Mr. Clark’s comments echo what the Director General of International Air Transport Association, Willi Walsh, had said about how Indian airlines that want to expand their network in foreign countries may suffer as “other countries may restrict capacity as well.”

The European Union too has demanded that India implement its Open Skies Policy for countries within the 5,000 km radius in letter and spirit and revise the bilateral air agreements signed with 26 States that cap the number of seats. It also wants a common agreement with the entire EU, particularly concerned over the direct. The international pressures on India also coincide with Air India’s aggressive international expansion where weekly flights have increased by 63%, a large chunk of which have gone to the US and Europe.
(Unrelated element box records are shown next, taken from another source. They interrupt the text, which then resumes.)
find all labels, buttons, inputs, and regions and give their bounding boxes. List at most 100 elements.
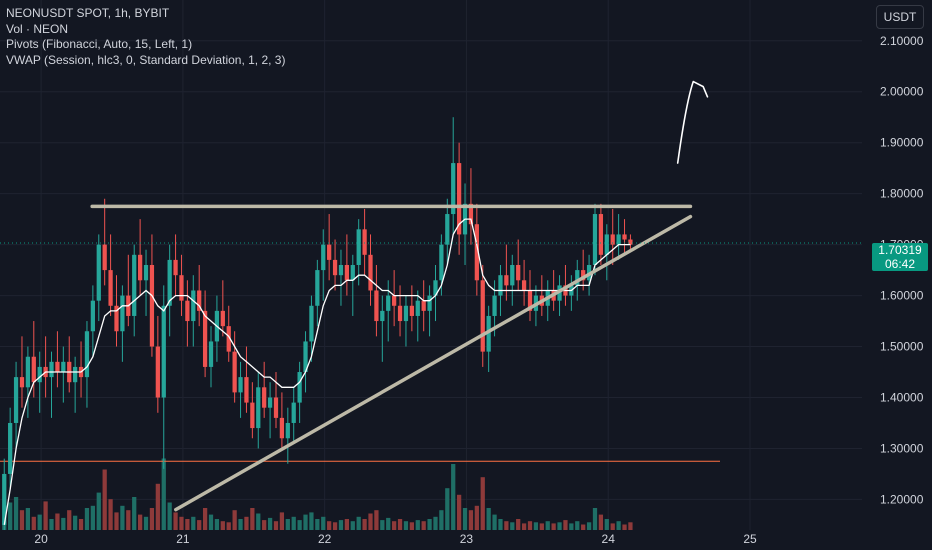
candle-body	[386, 295, 391, 311]
volume-bar	[486, 508, 491, 530]
volume-bar	[462, 508, 468, 530]
candle-body	[61, 361, 66, 373]
y-tick-label: 1.80000	[880, 187, 924, 201]
volume-bar	[120, 505, 125, 530]
currency-button[interactable]: USDT	[876, 5, 924, 29]
candle-body	[55, 361, 60, 373]
volume-bar	[315, 519, 320, 530]
volume-bar	[380, 520, 385, 530]
candle-body	[380, 310, 385, 322]
volume-bar	[569, 523, 574, 530]
volume-bar	[220, 521, 225, 530]
volume-bar	[327, 521, 332, 530]
candle-body	[332, 259, 338, 276]
candle-body	[37, 366, 42, 383]
candle-body	[120, 295, 125, 332]
volume-bar	[433, 516, 438, 530]
candle-body	[486, 315, 491, 352]
volume-bar	[492, 514, 497, 530]
volume-bar	[303, 514, 308, 530]
candle-body	[273, 397, 279, 418]
volume-bar	[37, 514, 42, 530]
volume-bar	[149, 508, 155, 530]
volume-bar	[480, 477, 485, 530]
last-price-tag: 1.70319 06:42	[872, 243, 928, 271]
trendlines[interactable]	[90, 204, 693, 512]
volume-bar	[527, 521, 533, 530]
volume-bar	[586, 522, 592, 530]
candle-body	[220, 310, 225, 327]
volume-bar	[256, 513, 261, 530]
x-tick-label: 21	[176, 532, 190, 546]
volume-bar	[102, 469, 107, 530]
candles	[2, 117, 633, 530]
y-tick-label: 2.00000	[880, 85, 924, 99]
volume-bar	[214, 519, 220, 530]
x-tick-label: 24	[602, 532, 616, 546]
y-tick-label: 1.60000	[880, 289, 924, 303]
candle-body	[185, 300, 190, 322]
volume-bar	[598, 514, 604, 530]
volume-bar	[344, 519, 350, 530]
volume-bar	[350, 521, 355, 530]
volume-bar	[108, 499, 113, 530]
volume-bar	[273, 521, 279, 530]
volume-bar	[161, 458, 166, 530]
candle-body	[327, 244, 332, 260]
x-tick-label: 20	[34, 532, 48, 546]
candle-body	[510, 265, 515, 286]
candle-body	[137, 254, 143, 281]
volume-bar	[498, 519, 503, 530]
volume-bar	[616, 521, 621, 530]
candle-body	[581, 270, 586, 281]
candle-body	[445, 214, 450, 245]
volume-bar	[356, 516, 361, 530]
candle-body	[427, 295, 432, 311]
candle-body	[397, 305, 403, 322]
volume-bar	[137, 514, 143, 530]
vwap-line	[3, 218, 631, 526]
candle-body	[610, 234, 615, 245]
y-tick-label: 2.10000	[880, 34, 924, 48]
volume-bar	[262, 520, 267, 530]
volume-bar	[143, 516, 149, 530]
volume-bars	[2, 458, 633, 530]
symbol-title[interactable]: NEONUSDT SPOT, 1h, BYBIT	[6, 6, 170, 20]
arrow-stroke	[676, 80, 709, 164]
candle-body	[474, 224, 479, 281]
x-tick-label: 25	[743, 532, 757, 546]
x-tick-label: 23	[460, 532, 474, 546]
support-line	[174, 214, 693, 512]
candle-body	[309, 305, 314, 342]
candle-body	[226, 326, 231, 352]
volume-bar	[114, 512, 119, 530]
price-axis[interactable]: 2.100002.000001.900001.800001.700001.600…	[880, 34, 924, 507]
candle-body	[149, 265, 155, 347]
volume-bar	[43, 501, 48, 530]
indicator-volume[interactable]: Vol · NEON	[6, 21, 69, 36]
indicator-pivots[interactable]: Pivots (Fibonacci, Auto, 15, Left, 1)	[6, 37, 193, 51]
candle-body	[516, 265, 521, 281]
volume-bar	[285, 519, 290, 530]
countdown-timer: 06:42	[884, 257, 916, 271]
volume-bar	[279, 512, 285, 530]
volume-bar	[557, 522, 562, 530]
candle-body	[498, 275, 503, 296]
volume-bar	[392, 521, 397, 530]
time-axis[interactable]: 20 21 22 23 24 25	[34, 532, 757, 546]
candle-body	[173, 259, 178, 276]
candle-body	[421, 300, 426, 311]
indicator-vwap[interactable]: VWAP (Session, hlc3, 0, Standard Deviati…	[6, 52, 286, 67]
candle-body	[592, 214, 598, 265]
candle-body	[244, 377, 249, 403]
volume-bar	[551, 523, 556, 530]
candle-body	[504, 275, 509, 286]
volume-bar	[309, 512, 314, 530]
volume-bar	[179, 516, 184, 530]
volume-bar	[516, 519, 521, 530]
candle-body	[575, 270, 580, 286]
volume-bar	[19, 510, 25, 530]
candle-body	[439, 244, 444, 281]
volume-bar	[581, 524, 586, 530]
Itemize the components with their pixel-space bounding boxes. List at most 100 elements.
The CEO of IndiGo, which too is learnt to be keen on more reciprocal seats into Dubai, Pieter Elbers said that bilaterals require “a tailor-made approach” and that there can’t be a blanket opening or closing of bilateral rights. He also said that they should be determined by growth in traffic demand. “We are recovering so quickly out of Covid, and today we are well above pre-Covid level, and that will also automatically drive these discussions,” Mr. Elbers said.